Zammuto (Temporary Residence, 2012)
by Zammuto
originally published at Dusted Magazine
What if the life cycle of contemporary culture has been so truncated in the age of mechanical reproduction that the outrage-to-classic story of a Rite of Spring is no longer possible? Given overwhelming competition from its primary delivery mechanism, a new piece of “serious” art is lucky for whatever little multi-tasked attention we give it; thus, if it is to make an impact, it must alienate us and draw us in at the same time, in minutely calibrated kilter. It must be both challenging and generous, like the best kind of teacher.

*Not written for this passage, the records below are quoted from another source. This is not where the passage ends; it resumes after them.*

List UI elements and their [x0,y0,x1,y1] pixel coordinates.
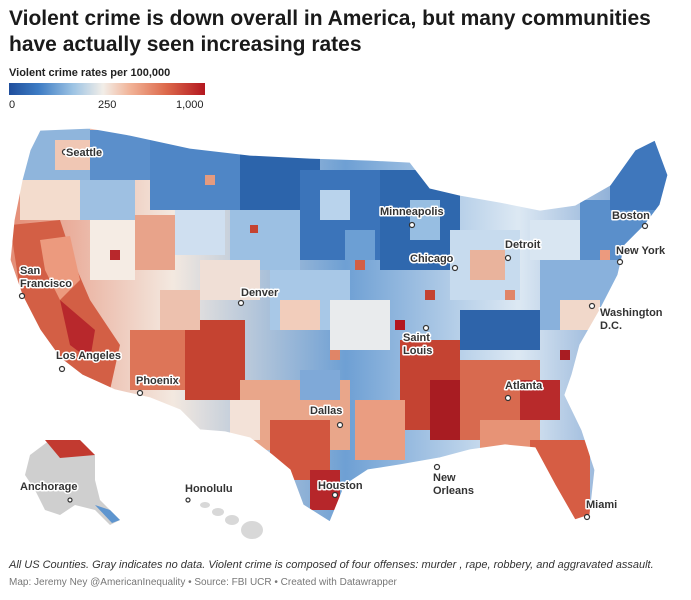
city-label-chicago: Chicago [410,253,454,265]
credits: Map: Jeremy Ney @AmericanInequality • So… [9,577,397,588]
city-marker [136,389,144,397]
chart-title: Violent crime is down overall in America… [9,7,651,56]
city-label-new-york: New York [616,245,666,257]
contiguous-us-counties [10,128,668,522]
city-label-dallas: Dallas [310,405,342,417]
city-label-minneapolis: Minneapolis [380,206,444,218]
city-marker [641,222,649,230]
city-marker [616,258,624,266]
city-label-atlanta: Atlanta [505,380,543,392]
city-saint-louis[interactable]: Saint Louis [402,324,434,359]
city-marker [61,148,69,156]
city-anchorage[interactable]: Anchorage [19,480,79,503]
city-new-orleans[interactable]: New Orleans [432,463,475,499]
city-marker [18,292,26,300]
city-marker [588,302,596,310]
city-label-new-orleans-line1: New [433,472,456,484]
city-marker [583,513,591,521]
city-chicago[interactable]: Chicago [409,252,459,272]
alaska-counties [25,440,120,525]
city-marker [331,491,339,499]
city-label-boston: Boston [612,210,650,222]
city-marker [504,394,512,402]
city-label-saint-louis-line2: Louis [403,345,432,357]
city-label-denver: Denver [241,287,279,299]
city-detroit[interactable]: Detroit [504,238,542,262]
county-choropleth-map[interactable]: Seattle Minneapolis Boston Detroit New Y… [0,112,691,552]
city-label-saint-louis-line1: Saint [403,332,430,344]
city-marker [67,497,73,503]
us-outline [9,127,669,523]
city-san-francisco[interactable]: San Francisco [18,264,74,300]
city-label-seattle: Seattle [66,147,102,159]
city-label-miami: Miami [586,499,617,511]
city-marker [433,463,441,471]
legend-tick-high: 1,000 [176,99,204,111]
city-atlanta[interactable]: Atlanta [504,379,545,402]
city-marker [336,421,344,429]
city-label-detroit: Detroit [505,239,541,251]
city-label-honolulu: Honolulu [185,483,233,495]
city-marker [58,365,66,373]
city-miami[interactable]: Miami [583,498,619,521]
legend-title: Violent crime rates per 100,000 [9,67,171,79]
city-marker [504,254,512,262]
city-label-san-francisco-line1: San [20,265,40,277]
legend-tick-low: 0 [9,99,16,111]
city-denver[interactable]: Denver [237,286,281,307]
city-marker [422,324,430,332]
city-phoenix[interactable]: Phoenix [135,374,181,397]
footnote: All US Counties. Gray indicates no data.… [9,559,654,571]
city-label-washington-line1: Washington [600,307,663,319]
city-boston[interactable]: Boston [611,209,652,230]
city-label-houston: Houston [318,480,363,492]
city-marker [237,299,245,307]
city-minneapolis[interactable]: Minneapolis [379,205,445,229]
city-label-phoenix: Phoenix [136,375,180,387]
city-new-york[interactable]: New York [615,244,667,266]
city-label-san-francisco-line2: Francisco [20,278,72,290]
city-label-los-angeles: Los Angeles [56,350,121,362]
legend-color-scale [9,83,205,95]
city-seattle[interactable]: Seattle [61,146,104,161]
city-los-angeles[interactable]: Los Angeles [55,349,123,373]
hawaii-counties [200,502,263,539]
city-label-new-orleans-line2: Orleans [433,485,474,497]
city-washington-dc[interactable]: Washington D.C. [588,302,664,334]
city-marker [408,221,416,229]
city-marker [185,497,191,503]
city-label-washington-line2: D.C. [600,320,622,332]
legend-tick-mid: 250 [98,99,117,111]
city-marker [451,264,459,272]
city-dallas[interactable]: Dallas [309,404,344,429]
city-honolulu[interactable]: Honolulu [184,482,234,503]
city-houston[interactable]: Houston [317,479,364,499]
city-label-anchorage: Anchorage [20,481,77,493]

That’s all complete bullshit, obviously, but it’s the sort of sub-theoretical dross to which one might be driven by Zammuto, which is a maddeningly difficult record to account for. Zammuto is a record that is frequently beautiful and also stubbornly ugly, by turns idyllic and disruptive, a cockeyed interrogation of pop conventions, a quirky little soft-shoe on the unexpectedly thin line between genius and incompetence. (See? There we go again.) It showcases Nick Zammuto’s preternaturally good musical sense, convinces you his aesthetic values are roughly aligned with a standard most of us can agree on, just in time to drop in something totally contradictory. “Nobody who layers guitar patterns so sublimely could possibly think this vocoder patch is authentically pleasing to the ear,” it whispers to you. “And yet here we are.”

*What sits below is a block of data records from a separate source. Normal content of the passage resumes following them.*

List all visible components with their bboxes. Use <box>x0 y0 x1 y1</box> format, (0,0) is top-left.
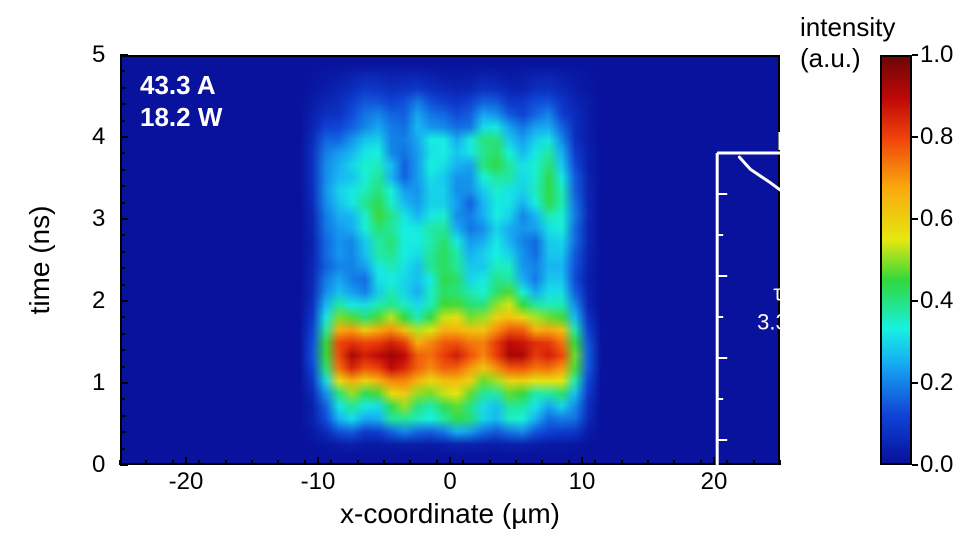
colorbar <box>880 55 912 465</box>
y-tick: 4 <box>92 123 105 151</box>
annotation-power: 18.2 W <box>140 102 222 133</box>
figure: 1020powerτ =3.3 ns 43.3 A 18.2 W x-coord… <box>0 0 960 540</box>
svg-text:20: 20 <box>853 163 877 188</box>
colorbar-tick: 0.6 <box>920 205 953 233</box>
y-axis-label: time (ns) <box>24 206 56 315</box>
x-tick: 0 <box>443 468 456 496</box>
y-tick: 0 <box>92 451 105 479</box>
x-tick: -20 <box>169 468 204 496</box>
colorbar-tick: 0.4 <box>920 287 953 315</box>
y-tick: 2 <box>92 287 105 315</box>
colorbar-tick: 0.0 <box>920 451 953 479</box>
x-tick: -10 <box>301 468 336 496</box>
x-axis-label: x-coordinate (µm) <box>120 498 780 530</box>
y-tick: 1 <box>92 369 105 397</box>
svg-text:power: power <box>777 124 842 151</box>
y-tick: 3 <box>92 205 105 233</box>
x-tick: 10 <box>569 468 596 496</box>
x-tick: 20 <box>701 468 728 496</box>
colorbar-tick: 1.0 <box>920 41 953 69</box>
svg-text:10: 10 <box>779 163 803 188</box>
y-tick: 5 <box>92 41 105 69</box>
colorbar-tick: 0.2 <box>920 369 953 397</box>
colorbar-tick: 0.8 <box>920 123 953 151</box>
annotation-current: 43.3 A <box>140 70 216 101</box>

The Books – Zammuto’s initial claim to fame – was idyllic and disruptive, too, yet somehow easier to collapse into a packaged statement about art and sound and voice. Zammuto has none of that act’s refined squareness, none of its ambiguous reverence for the material being manipulated. It makes a huge difference, of course, that here the material in question is mostly Zammuto’s own voice (and admittedly, at one point, a sassy robo-voice that sounds like Siri covering Kreayshawn). Where The Books was benignly postmodern, this is purely and archly modern, incorporating R&B skitter and slimy DFA club-funk instead of filmstrips and field recordings; there’s none of The Books’ patchwork framing, none of the implied quotation marks. Zammuto is a fringe indie-rock album, not an art installation. (Hence the temptation, as above, to ascribe it an artist’s statement it doesn’t need.) It’s immediate, when it’s annoying and when it’s enjoyable.
Go figure, the most enjoyable parts of the album are hard to separate from the most annoying: the full presence of “Yay” after it assembles itself a few channels at a time; the lush avian string swarms coursing through the otherwise tepid “Idiom Wind”; the revoltingly auto-tuned lyrics to alternate-universe club jam “Too Late To Topologize” (“whoo-oo, you’re my tax return / whoo-oo, you’re my 1099 / yeah”). Listen long enough, though, and the lull and the disruption come to a strange equilibrium, which suggests there’s something worthwhile – more genius than incompetence – in the challenge. Zammuto’s refusal to act in accordance with what he clearly knows is maximally pleasing may come across as an insult, but somehow, to his credit, it feels like a personal insult rather than an abstract one.